There’s increasing recognition across the country of our need to move from “fee-for-service” to “pay-for-value” payment models. And a growing number of democrats who were skeptical in the past are embracing this alternative to fee-for-service.

A recent bipartisan call to mitigate planned cuts in Medicare Advantage payments may be proof of this shifting perspective – whether or not those efforts are successful.

Learning from Medicare Advantage

A lot goes in to achieving superior performance, increased care coordination and improved quality outcomes.

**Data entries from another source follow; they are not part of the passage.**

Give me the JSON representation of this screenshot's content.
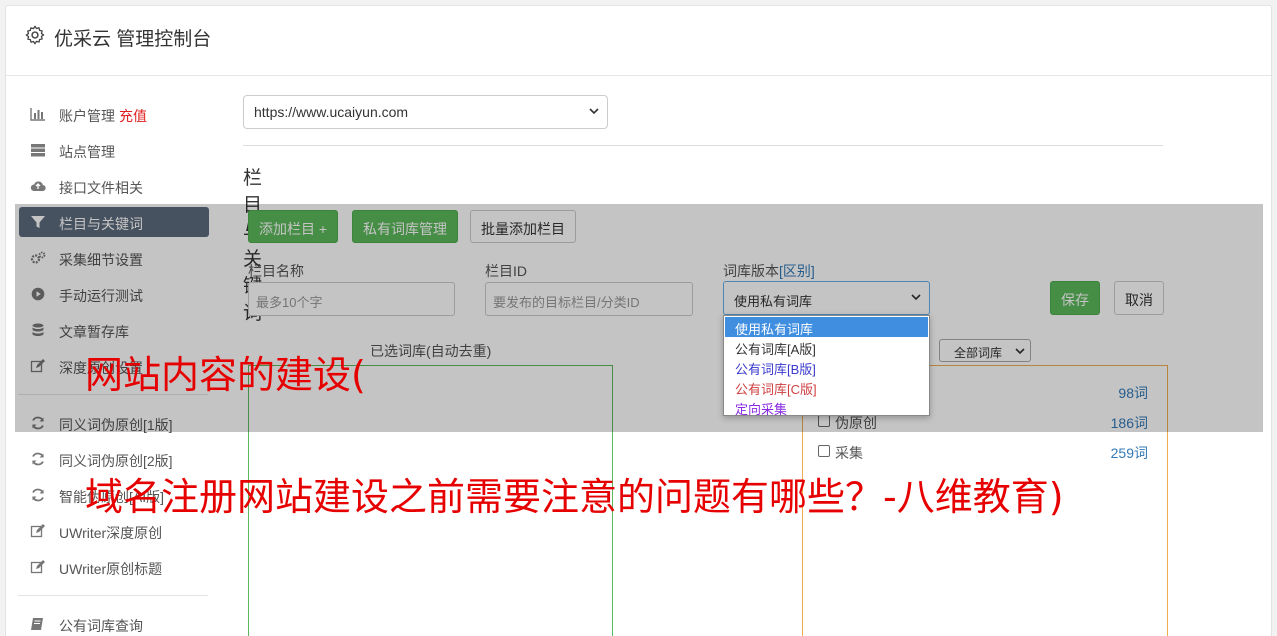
{
  "header": {
    "title": "优采云 管理控制台"
  },
  "sidebar": {
    "items": [
      {
        "label": "账户管理",
        "extra": "充值",
        "icon": "bar-chart-icon"
      },
      {
        "label": "站点管理",
        "icon": "server-icon"
      },
      {
        "label": "接口文件相关",
        "icon": "cloud-upload-icon"
      },
      {
        "label": "栏目与关键词",
        "icon": "filter-icon",
        "active": true
      },
      {
        "label": "采集细节设置",
        "icon": "cogs-icon"
      },
      {
        "label": "手动运行测试",
        "icon": "play-circle-icon"
      },
      {
        "label": "文章暂存库",
        "icon": "database-icon"
      },
      {
        "label": "深度原创设置",
        "icon": "edit-icon"
      },
      {
        "label": "同义词伪原创[1版]",
        "icon": "refresh-icon"
      },
      {
        "label": "同义词伪原创[2版]",
        "icon": "refresh-icon"
      },
      {
        "label": "智能伪原创[AI版]",
        "icon": "refresh-icon"
      },
      {
        "label": "UWriter深度原创",
        "icon": "edit-icon"
      },
      {
        "label": "UWriter原创标题",
        "icon": "edit-icon"
      },
      {
        "label": "公有词库查询",
        "icon": "book-icon"
      }
    ]
  },
  "main": {
    "site_select": "https://www.ucaiyun.com",
    "section_title": "栏目与关键词",
    "buttons": {
      "add_column": "添加栏目 +",
      "private_lib": "私有词库管理",
      "bulk_add": "批量添加栏目"
    },
    "fields": {
      "name_label": "栏目名称",
      "name_placeholder": "最多10个字",
      "id_label": "栏目ID",
      "id_placeholder": "要发布的目标栏目/分类ID",
      "lib_label": "词库版本",
      "lib_label_link": "[区别]",
      "lib_value": "使用私有词库"
    },
    "dropdown_options": [
      {
        "label": "使用私有词库",
        "color": "#ffffff"
      },
      {
        "label": "公有词库[A版]",
        "color": "#333333"
      },
      {
        "label": "公有词库[B版]",
        "color": "#3a3ad0"
      },
      {
        "label": "公有词库[C版]",
        "color": "#d04040"
      },
      {
        "label": "定向采集",
        "color": "#8a2be2"
      }
    ],
    "save_label": "保存",
    "cancel_label": "取消",
    "selected_lib_label": "已选词库(自动去重)",
    "all_lib_select": "全部词库",
    "word_rows": [
      {
        "name": "",
        "count": "98词"
      },
      {
        "name": "伪原创",
        "count": "186词"
      },
      {
        "name": "采集",
        "count": "259词"
      }
    ]
  },
  "watermark": {
    "line1": "网站内容的建设(",
    "line2": "域名注册网站建设之前需要注意的问题有哪些？-八维教育)"
  },
  "colors": {
    "accent_green": "#5cb85c",
    "active_nav": "#5d6b7e",
    "watermark": "#e60000",
    "link": "#337ab7"
  }
}
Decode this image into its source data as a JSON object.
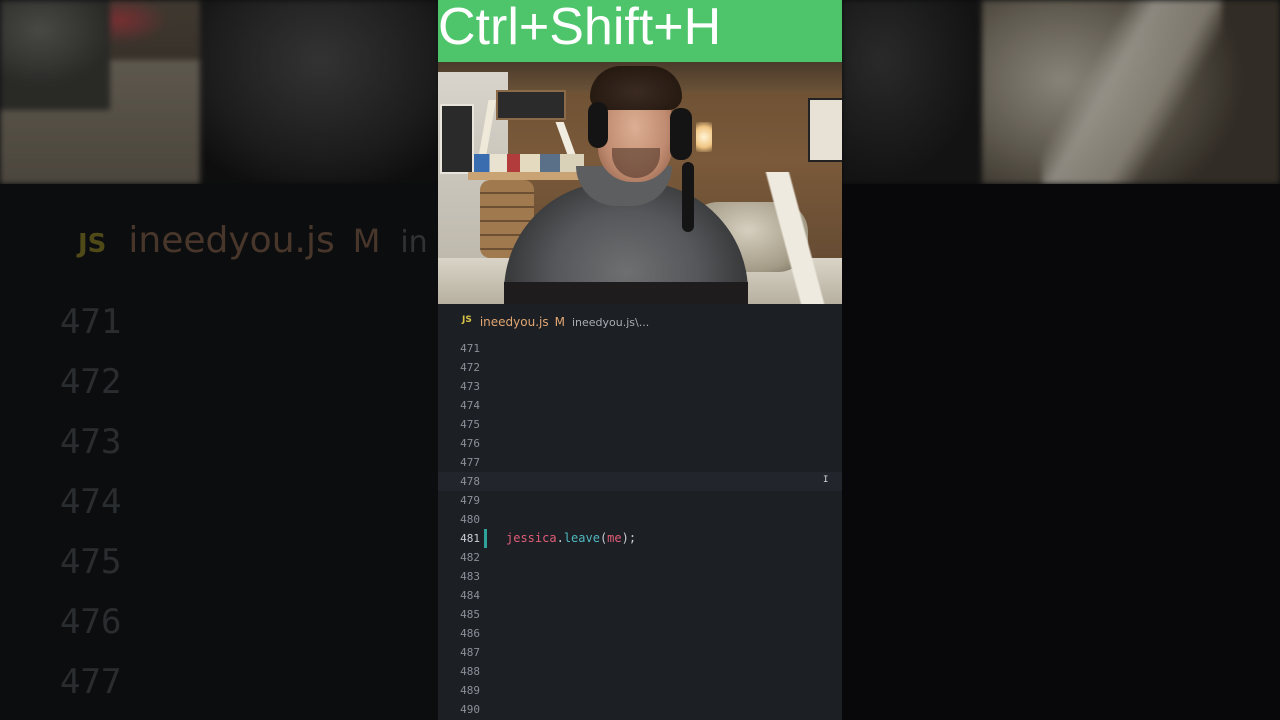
{
  "banner": {
    "shortcut": "Ctrl+Shift+H",
    "background": "#4fc56b"
  },
  "editor": {
    "tab": {
      "icon_label": "JS",
      "file_name": "ineedyou.js",
      "modified_flag": "M",
      "path": "ineedyou.js\\..."
    },
    "lines": [
      {
        "number": "471",
        "code": ""
      },
      {
        "number": "472",
        "code": ""
      },
      {
        "number": "473",
        "code": ""
      },
      {
        "number": "474",
        "code": ""
      },
      {
        "number": "475",
        "code": ""
      },
      {
        "number": "476",
        "code": ""
      },
      {
        "number": "477",
        "code": ""
      },
      {
        "number": "478",
        "code": ""
      },
      {
        "number": "479",
        "code": ""
      },
      {
        "number": "480",
        "code": ""
      },
      {
        "number": "481",
        "code": "jessica.leave(me);"
      },
      {
        "number": "482",
        "code": ""
      },
      {
        "number": "483",
        "code": ""
      },
      {
        "number": "484",
        "code": ""
      },
      {
        "number": "485",
        "code": ""
      },
      {
        "number": "486",
        "code": ""
      },
      {
        "number": "487",
        "code": ""
      },
      {
        "number": "488",
        "code": ""
      },
      {
        "number": "489",
        "code": ""
      },
      {
        "number": "490",
        "code": ""
      }
    ],
    "code_tokens": {
      "object": "jessica",
      "dot": ".",
      "method": "leave",
      "open_paren": "(",
      "argument": "me",
      "close": ");"
    },
    "colors": {
      "background": "#1c1f24",
      "line_number": "#8a9099",
      "identifier": "#e05d77",
      "method": "#4fb8c0",
      "modified_gutter": "#2fa39a",
      "tab_file": "#e2a672"
    }
  },
  "background_zoom": {
    "icon_label": "JS",
    "file_name": "ineedyou.js",
    "modified_flag": "M",
    "path_fragment": "in",
    "line_numbers": [
      "471",
      "472",
      "473",
      "474",
      "475",
      "476",
      "477"
    ]
  }
}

For starters, care providers can’t allow patients to “fall through the cracks” when they receive treatment from multiple doctors or in multiple venues. Achieving this increased degree of safety requires a dedicated delivery system committed to seamlessly transitioning patients and their medical information from one provider or venue to the next.

It also requires the deployment and “meaningful use” of a comprehensive electronic medical record (EMR) that provides vital information at every point of contact. Having this information rapid treatment and allows gaps in prevention to be addressed immediately and by all physicians involved in the patient’s care.

And prospective payment creates incentives to provide appropriate preventive services, minimize complications and ensure patients recover as soon as possible.

The Medicare Advantage program offers a model for broader delivery system reform as we continue the journey from a fee-for-service/pay-for-volume “sick care” system to a pay-for-value/health-promoting approach.

Accountable Care Organizations – structured along the same principles of prepayment, prevention, care coordination, integration between primary and specialty care, and a commitment to measuring and improving performance – have the potential to move the country forward on the path to true health care reform. And other models are likely to be developed in the future.

We’ve expanded health insurance coverage for Americans in a year and improved health care for millions. Now, it’s time to focus on improving the process of care delivery in America.

Medicare Advantage doesn’t solve all of today’s health care challenges, but it is a good start. And we can learn a lot from its success.